Her second revolution anecdote: “People went crazy with the ransacking. For example: an old lady hauled a refrigerator out of an electronics store. But she got too tired to bring it all the way home, so she asked a young man for help. He went to the closest shop, stole a hand-cart, loaded the fridge onto it, then ran away as fast as he could. Eventually he hailed a cab, strapped the fridge onto the roof, but before he could get in the cab the driver floored it and was gone.”

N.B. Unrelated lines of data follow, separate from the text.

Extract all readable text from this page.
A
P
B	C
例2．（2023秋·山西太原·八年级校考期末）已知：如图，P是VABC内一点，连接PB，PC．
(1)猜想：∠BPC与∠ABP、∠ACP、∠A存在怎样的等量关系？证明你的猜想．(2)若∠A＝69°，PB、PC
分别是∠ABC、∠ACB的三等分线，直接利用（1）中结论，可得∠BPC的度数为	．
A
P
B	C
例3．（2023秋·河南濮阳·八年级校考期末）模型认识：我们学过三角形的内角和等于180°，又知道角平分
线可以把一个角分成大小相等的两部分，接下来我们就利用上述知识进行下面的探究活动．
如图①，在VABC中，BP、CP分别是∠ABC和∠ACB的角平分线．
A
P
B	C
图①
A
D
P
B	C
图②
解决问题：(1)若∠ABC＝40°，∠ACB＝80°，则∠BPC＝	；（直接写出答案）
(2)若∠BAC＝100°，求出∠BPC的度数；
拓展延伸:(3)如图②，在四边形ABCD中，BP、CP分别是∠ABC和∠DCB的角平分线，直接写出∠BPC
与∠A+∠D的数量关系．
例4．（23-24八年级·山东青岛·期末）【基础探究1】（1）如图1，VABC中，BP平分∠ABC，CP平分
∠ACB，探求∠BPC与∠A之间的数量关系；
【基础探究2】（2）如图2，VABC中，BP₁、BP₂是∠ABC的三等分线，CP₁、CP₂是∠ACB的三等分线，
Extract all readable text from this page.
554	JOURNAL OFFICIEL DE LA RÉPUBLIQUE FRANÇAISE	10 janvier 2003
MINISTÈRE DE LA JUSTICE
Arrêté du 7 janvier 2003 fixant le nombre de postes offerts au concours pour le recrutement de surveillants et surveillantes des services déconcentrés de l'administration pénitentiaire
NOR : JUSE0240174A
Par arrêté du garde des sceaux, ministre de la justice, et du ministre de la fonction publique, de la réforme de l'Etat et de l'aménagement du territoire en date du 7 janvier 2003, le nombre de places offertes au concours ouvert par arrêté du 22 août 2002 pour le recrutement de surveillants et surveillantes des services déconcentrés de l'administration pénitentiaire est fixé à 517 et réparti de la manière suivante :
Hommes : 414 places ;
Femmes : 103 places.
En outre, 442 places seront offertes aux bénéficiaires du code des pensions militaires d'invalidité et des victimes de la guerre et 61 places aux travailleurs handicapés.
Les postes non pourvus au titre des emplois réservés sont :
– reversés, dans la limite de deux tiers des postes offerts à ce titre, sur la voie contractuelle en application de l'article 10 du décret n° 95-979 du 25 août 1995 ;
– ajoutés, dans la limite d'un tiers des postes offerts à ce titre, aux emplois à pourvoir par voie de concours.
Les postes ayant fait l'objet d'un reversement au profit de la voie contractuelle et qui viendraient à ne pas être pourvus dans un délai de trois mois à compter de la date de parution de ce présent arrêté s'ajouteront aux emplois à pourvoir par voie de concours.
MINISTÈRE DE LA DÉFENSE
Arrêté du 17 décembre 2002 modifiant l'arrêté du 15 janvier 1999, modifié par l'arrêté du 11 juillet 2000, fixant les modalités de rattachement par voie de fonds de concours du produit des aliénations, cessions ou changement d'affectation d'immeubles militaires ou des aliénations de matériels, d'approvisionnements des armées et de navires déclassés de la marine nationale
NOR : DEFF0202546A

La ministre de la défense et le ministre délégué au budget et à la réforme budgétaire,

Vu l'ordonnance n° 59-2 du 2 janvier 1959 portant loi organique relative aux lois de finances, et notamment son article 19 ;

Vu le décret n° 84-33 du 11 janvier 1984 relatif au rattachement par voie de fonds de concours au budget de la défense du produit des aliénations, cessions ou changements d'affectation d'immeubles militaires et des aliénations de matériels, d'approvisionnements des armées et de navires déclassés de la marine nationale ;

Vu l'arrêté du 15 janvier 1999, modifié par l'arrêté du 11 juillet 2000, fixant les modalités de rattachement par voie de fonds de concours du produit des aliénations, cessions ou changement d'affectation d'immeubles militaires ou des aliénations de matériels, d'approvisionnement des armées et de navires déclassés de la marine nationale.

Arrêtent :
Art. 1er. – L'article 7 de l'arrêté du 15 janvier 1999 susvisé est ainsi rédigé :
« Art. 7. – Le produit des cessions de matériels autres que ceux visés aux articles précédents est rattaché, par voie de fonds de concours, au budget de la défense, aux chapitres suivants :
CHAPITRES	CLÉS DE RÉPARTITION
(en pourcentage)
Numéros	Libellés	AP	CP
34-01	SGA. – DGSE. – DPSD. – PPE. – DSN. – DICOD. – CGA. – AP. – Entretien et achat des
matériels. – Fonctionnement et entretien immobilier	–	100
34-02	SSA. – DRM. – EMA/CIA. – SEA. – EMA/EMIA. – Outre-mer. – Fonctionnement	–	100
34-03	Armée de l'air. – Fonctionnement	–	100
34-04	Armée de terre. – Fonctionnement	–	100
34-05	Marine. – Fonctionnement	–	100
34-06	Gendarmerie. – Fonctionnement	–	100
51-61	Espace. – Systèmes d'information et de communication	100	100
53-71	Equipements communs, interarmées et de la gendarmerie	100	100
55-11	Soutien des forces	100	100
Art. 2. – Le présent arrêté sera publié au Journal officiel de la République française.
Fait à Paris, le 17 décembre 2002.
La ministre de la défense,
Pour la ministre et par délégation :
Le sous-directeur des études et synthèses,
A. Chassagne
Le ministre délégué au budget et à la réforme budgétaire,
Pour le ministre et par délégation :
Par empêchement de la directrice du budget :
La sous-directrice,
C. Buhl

The moral of the story? “That’s the Kyrgyz character. So be careful who you hire for your research assistant.” Hmmmm. I take her moral with a grain of salt, since she’s angling to be said research assistant. But what I really love about this story is that it’s the modern version of ancient Kyrgyz fairy tales, all of which involve crafty characters, cunning plans, and highly ambiguous moral outcomes. I see history in the making here.

And to close out some details from the last post(s): New Year’s was a massive ordeal, spread over 6 hours of partying that included tons of vodka, eating cold goat meat with cups of melted fat at 4 in the morning, and me being forced to sing solos of Kyrgyz pop songs like a grumpy trained monkey. Auspicious start to the new year?

The host family, in front of some Russian-induced Christmas pageantry.

The host family, in front of some Russian-induced Christmas pageantry.